The Other is that which renders possible-|
To begin an essay with the title "the Unnamable", is to embark on a conundrum freighted with uncertainty analogous to other paradoxes of an artistic, philosophical, and linguistic nature: "in a flat painting look for space" (Lieou Tao-Chouen); "at the foundation of well founded belief is belief that is not founded" (Ludwig Wittgenstein); "quote me as saying he was misquoted" (Groucho Marx). What unifies each of these contextually diverse statements is that they appear to end in contradiction. While these circular, syntactic puzzles are rooted in Ancient Greek rhetoric and syllogism where a statement is proposed and only through its negation can its truth claims be contested, they also exhibit what the philosopher Jacques Derrida termed the "absent presence" of language (1). In other words, language as the vehicle for knowledge transmission is by nature flawed at its inception, creating "meaning effects" through an endless chain of signifiers amounting to an "presence"; thus meaning is never fully achieved and is always beside itself. For Derrida has shown that words, concepts etc, are enriched and more complete in their signification when they defer to what they are not; consequently there is a contingency on the other that simultaneously creates an absence through presence. The question that arises and is the subject of this essay, however, is how do the aforementioned quotes that individually tie themselves up like semantic Borromean knots amounting to linguistic auto-asphyxiation, serve as analogies for the recent work and artistic strategies of Javier Téllez?

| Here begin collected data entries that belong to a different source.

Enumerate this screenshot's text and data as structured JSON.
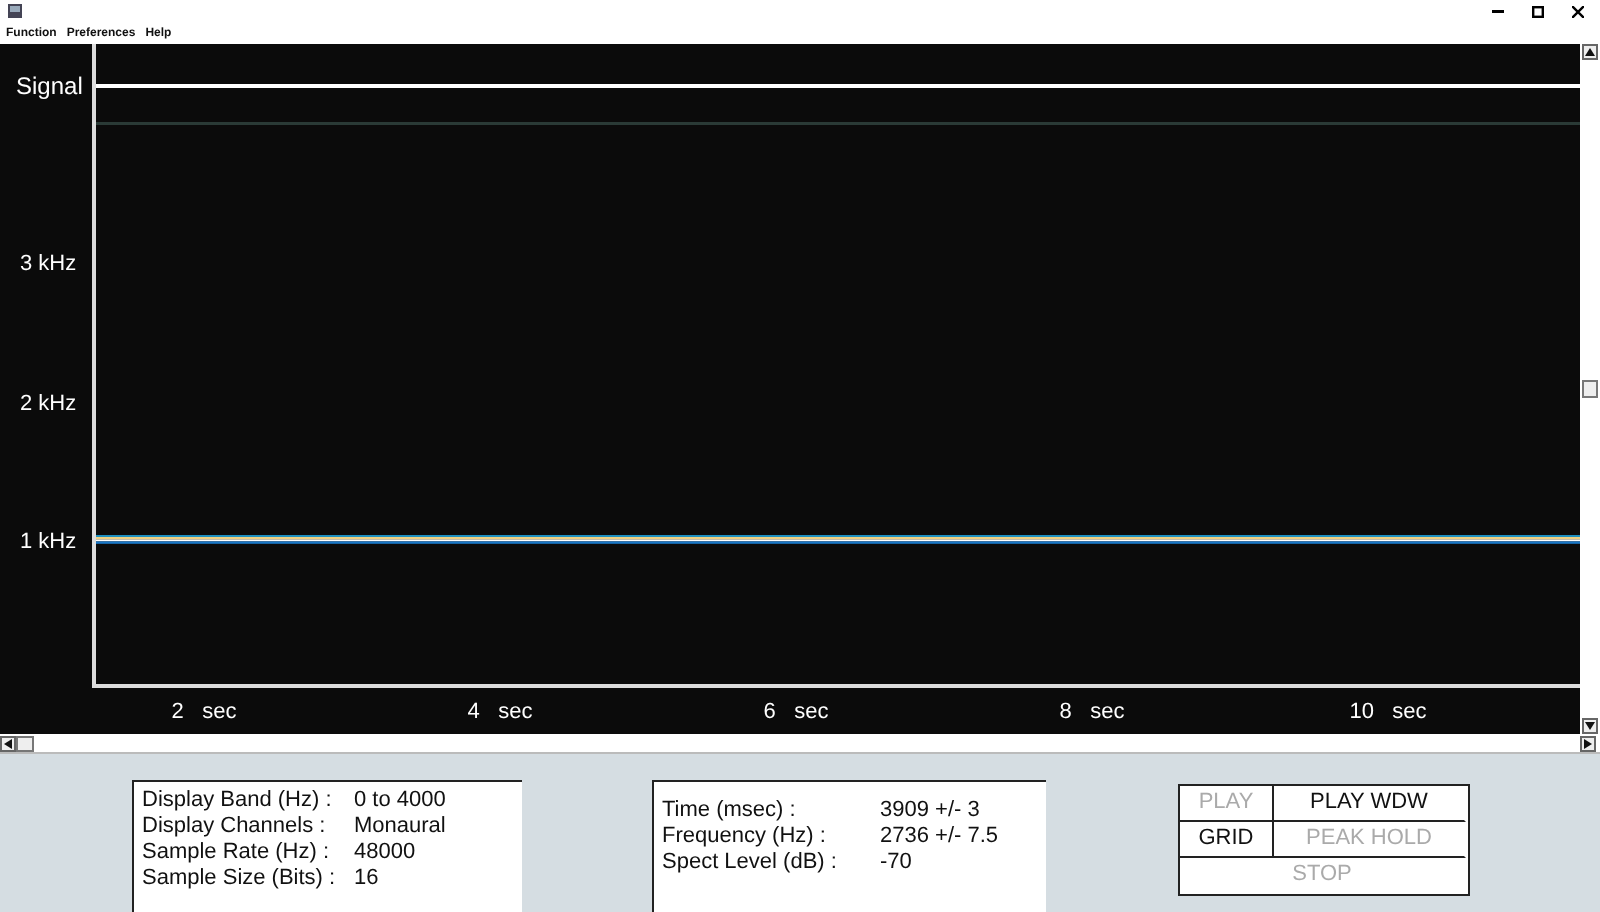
{
  "menu": [
    "Function",
    "Preferences",
    "Help"
  ],
  "signal_label": "Signal",
  "y_axis": [
    "3 kHz",
    "2 kHz",
    "1 kHz"
  ],
  "x_axis": [
    "2   sec",
    "4   sec",
    "6   sec",
    "8   sec",
    "10   sec"
  ],
  "info": [
    {
      "label": "Display Band (Hz) :",
      "value": "0 to 4000"
    },
    {
      "label": "Display Channels :",
      "value": "Monaural"
    },
    {
      "label": "Sample Rate (Hz) :",
      "value": "48000"
    },
    {
      "label": "Sample Size (Bits) :",
      "value": "16"
    }
  ],
  "readout": [
    {
      "label": "Time (msec) :",
      "value": "3909 +/- 3"
    },
    {
      "label": "Frequency (Hz) :",
      "value": "2736 +/- 7.5"
    },
    {
      "label": "Spect Level (dB) :",
      "value": "-70"
    }
  ],
  "buttons": [
    {
      "label": "PLAY",
      "disabled": true
    },
    {
      "label": "PLAY WDW",
      "disabled": false
    },
    {
      "label": "GRID",
      "disabled": false
    },
    {
      "label": "PEAK HOLD",
      "disabled": true
    },
    {
      "label": "STOP",
      "disabled": true
    }
  ]
}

The myriad conceptual currents that run through the art of Javier Téllez in general are structured around dichotomies rooted in philosophy and are infused with a political subtext; these dichotomies are exposed as necessary antinomies and for the most part are never devoid of poetics, irony and humor. The basis for these oppositions is the self/other binary that emerges in Téllez's work overall and that he interrogates to the point of its implosion. Yet the route taken to this philosophical dissolution is manifold. The political reverberations of the self/other dichotomy that Téllez addresses has a distinct lineage with the historian/philosopher Michel Foucault and his seminal study Madness and Civilization (2). In his book, Foucault argues that this dichotomy is foundational for Western concepts of self-knowledge; and even more telling of its ideological imperative, that the self/other is transposed into other binaries crucial for Western cultural identity: culture/nature, civilized/barbarian, Western/non-Western and so forth. This self/other configuration is epistemological in nature in that it is constitutive of a particular form of knowledge acquisition and conceptualization of the world, and is linked in a roundabout way to Derrida's concept of deferred meaning: in the same way that words defer in order to be more comprehensible, the self needs the other in order to know what it is not. Questions surrounding the self/other are nonetheless freighted with unequal relations of power that are innately political, and it's this power differential that Téllez also fleshes out it in his work into a web of conceptual and formal configurations.